Visitamos la Pirámide del Sol, mi segundo encuentro con las famosas pirámides mexicanas. Pasamos el 19 de noviembre en Teotihuacán, y al día siguiente celebramos el cumpleaños del anfitrión Javier de la Mora. Cambié mi pasaje aéreo para regresar una semana después a Cuba, junto con Pérez Boitel. En los días sucesivos, me encontré con el Sr. Fredo Arias de la Canal, y con Elia Acacia Paredes, con quien visité a Cineteca mexicana, en la Avenida Mixcoac, junto a la Iglesia Metodista de México. Esa noche me hospedé al final de la casa de la madre del Sr. Arias, ya fallecida. Con él visité la pirámide de Cholula, cantada por José María Heredia, nada impresionante luego de ver las de Teotihuacán, ni tampoco la ciudad me dejó tan honda impresión, tras caminarla un poco. Con el nuevo anfitrión, salí rumbo a la ya conocida Morelia, donde nos hospedamos en el lujoso Hotel Virrey de Mendoza, ofrecí una conferencia sobre poesía cubana y presenté uno de los libros de Arias de la Canal. Esta vez conocí, camino a Michoacán, la bella y pequeña ciudad de Jocotitlán, reposo visual y de aire fresco, tras la estancia en la bella y poblada México D. F., de profunda polución. Hermoso el valle de Atlacomulco. Esta vez el paseo por el lago de Janitzio fue un poco más demorado, nos acompañó el ingeniero David Montes de Oca y otros amigos mexicanos del Sr. Arias. Para concluir la estancia en Morelia, visitamos su Acueducto Hispano, y asistimos a un concierto del joven pianista cubano allí radicado Franco Rivero Bueno.

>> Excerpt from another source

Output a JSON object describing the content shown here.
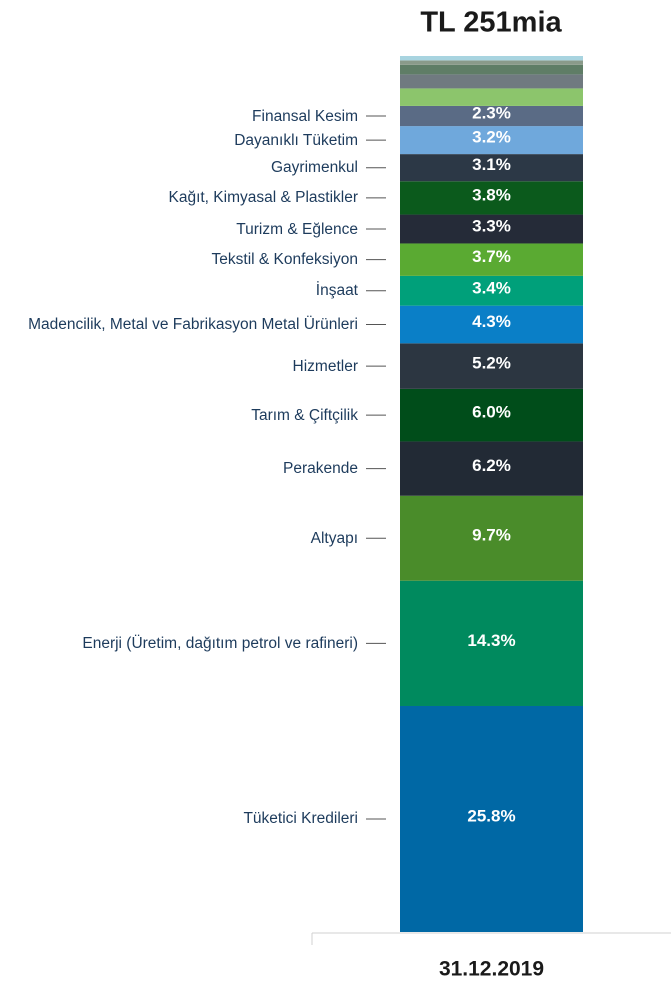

Al regresar a Ciudad México, conversé telefónicamente con Eugenia Revuelta de Villegas, prima de la cubanísima amiga Nati Revuelta, cené con Arlene y su esposo el Sr. Arias de la Canal en un bello restaurante llamado Altamira, y me leí íntegro el volumen La mística solar de los templarios, de Juan G. Atienza, además de una buena revisión del Concepto rosacruz del cosmos o ciencia oculta cristiana, de Max Hiendel. Fueron lecturas esotéricas magníficas, y de paso me enteré de una extraña leyenda sobre el Santo Grial, proveniente de una esmeralda que se le cayó a Lucifer, cuando fue expulsado de la presencia Divina. Mi amiga, la señora Mary Sloane, aun me documentó más sobre temas ocultistas. Para equilibrar, vi por la mexicana Televisa un bien ligero programa llamado «Bailando por un sueño».
El 28 de noviembre, regresé a Cuba, y México se me convirtió en pasado. Un sueño largo, lleno de experiencias positivas.